Yo, Señor, también tengo un hijo enfermo. Y no sé qué hacer, ni tampoco a quien llevárselo. Tus sacerdotes y discípulos no encuentran la manera de curarlo. Quizás su cura necesita otro tipo de oraciones, o sea un camino que haya que recorrer y soportar. No lo sé, Señor, y por eso recurro a Ti como ese padre del Evangelio de hoy.
Nosotros no somos mejores que nuestros hijos. No podemos darle ejemplos porque hemos cometidos los mismos pecados que ellos. O, dicho de otro modo, quizás se los hemos transmitidos.
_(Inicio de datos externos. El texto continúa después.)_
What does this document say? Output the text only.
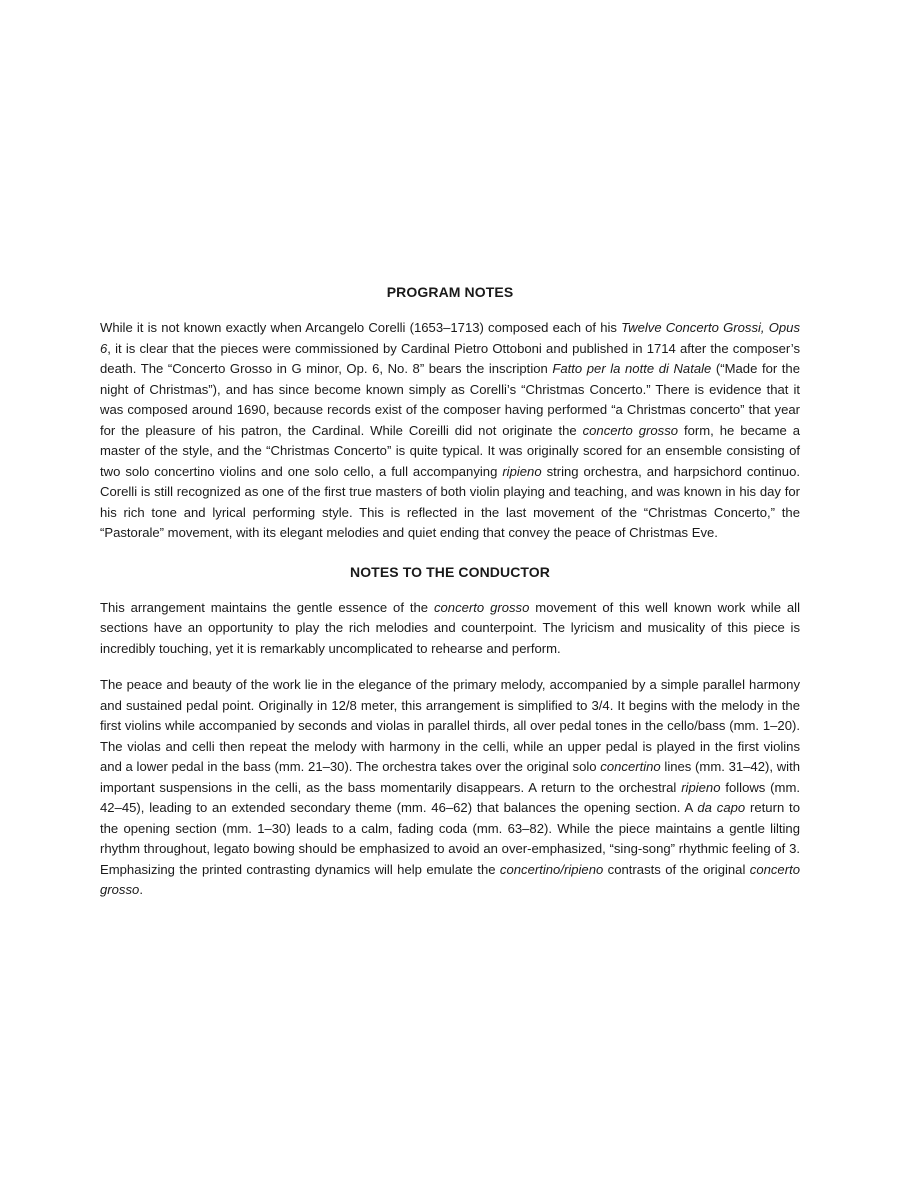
PROGRAM NOTES

While it is not known exactly when Arcangelo Corelli (1653–1713) composed each of his Twelve Concerto Grossi, Opus 6, it is clear that the pieces were commissioned by Cardinal Pietro Ottoboni and published in 1714 after the composer’s death. The “Concerto Grosso in G minor, Op. 6, No. 8” bears the inscription Fatto per la notte di Natale (“Made for the night of Christmas”), and has since become known simply as Corelli’s “Christmas Concerto.” There is evidence that it was composed around 1690, because records exist of the composer having performed “a Christmas concerto” that year for the pleasure of his patron, the Cardinal. While Coreilli did not originate the concerto grosso form, he became a master of the style, and the “Christmas Concerto” is quite typical. It was originally scored for an ensemble consisting of two solo concertino violins and one solo cello, a full accompanying ripieno string orchestra, and harpsichord continuo. Corelli is still recognized as one of the first true masters of both violin playing and teaching, and was known in his day for his rich tone and lyrical performing style. This is reflected in the last movement of the “Christmas Concerto,” the “Pastorale” movement, with its elegant melodies and quiet ending that convey the peace of Christmas Eve.

NOTES TO THE CONDUCTOR

This arrangement maintains the gentle essence of the concerto grosso movement of this well known work while all sections have an opportunity to play the rich melodies and counterpoint. The lyricism and musicality of this piece is incredibly touching, yet it is remarkably uncomplicated to rehearse and perform.

The peace and beauty of the work lie in the elegance of the primary melody, accompanied by a simple parallel harmony and sustained pedal point. Originally in 12/8 meter, this arrangement is simplified to 3/4. It begins with the melody in the first violins while accompanied by seconds and violas in parallel thirds, all over pedal tones in the cello/bass (mm. 1–20). The violas and celli then repeat the melody with harmony in the celli, while an upper pedal is played in the first violins and a lower pedal in the bass (mm. 21–30). The orchestra takes over the original solo concertino lines (mm. 31–42), with important suspensions in the celli, as the bass momentarily disappears. A return to the orchestral ripieno follows (mm. 42–45), leading to an extended secondary theme (mm. 46–62) that balances the opening section. A da capo return to the opening section (mm. 1–30) leads to a calm, fading coda (mm. 63–82). While the piece maintains a gentle lilting rhythm throughout, legato bowing should be emphasized to avoid an over-emphasized, “sing-song” rhythmic feeling of 3. Emphasizing the printed contrasting dynamics will help emulate the concertino/ripieno contrasts of the original concerto grosso.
Posiblemente, estemos pagando las consecuencias. Sin embargo, Señor, te pedimos por ellos. También por nosotros. Todos, padres e hijos necesitamos tu Gracia para enmendar nuestras vidas y limpiar nuestros corazones de todo vicio y pecado.
Quizás, nosotros, ya mayores, hemos experimentados estas tentaciones e inclinaciones propias de la juventud, y, aunque nos confesamos pecadores, hemos superado humildemente esas etapas difíciles de nuestras vidas por la Gracia del Espíritu. No por ello estamos exentos de caer en ellas, pero nos sentimos más fuertes y seguros por la asistencia del Espíritu Santo y nuestro abandono en sus Manos.
Quizás ellos se sientan más atrevidos, más seguros de sí mismo, más autosuficientes, menos necesitados de ayuda. Más osados y soberbios. Más, Señor, ciegos y obstinados. Ábreles sus mentes y llénalos de luz, porque, posiblemente, estén cogidos por el Maligno que les confunden, les presenta el vicio, el deseo y les somete. Les llenas de razones humanas que son espejismos de felicidad y mentiras, y que, ya sin fuerzas y débilmente esclavizados, les presenta la realidad y el vacío donde han caído.
¡Señor, sálvalos e ilumínalos, para que se den cuenta de la trampa en la que están cayendo y libéralos de ese mundo que trata de esclavizarlos; de esa carne que les debilita y somete, y de ese demonio que les engaña con las cosas caducas que les satisfacen, pero que están vacías y huecas. ¡Señor, escucha nuestra desesperada petición y apártalos de esa ocasión de pecados! Amén.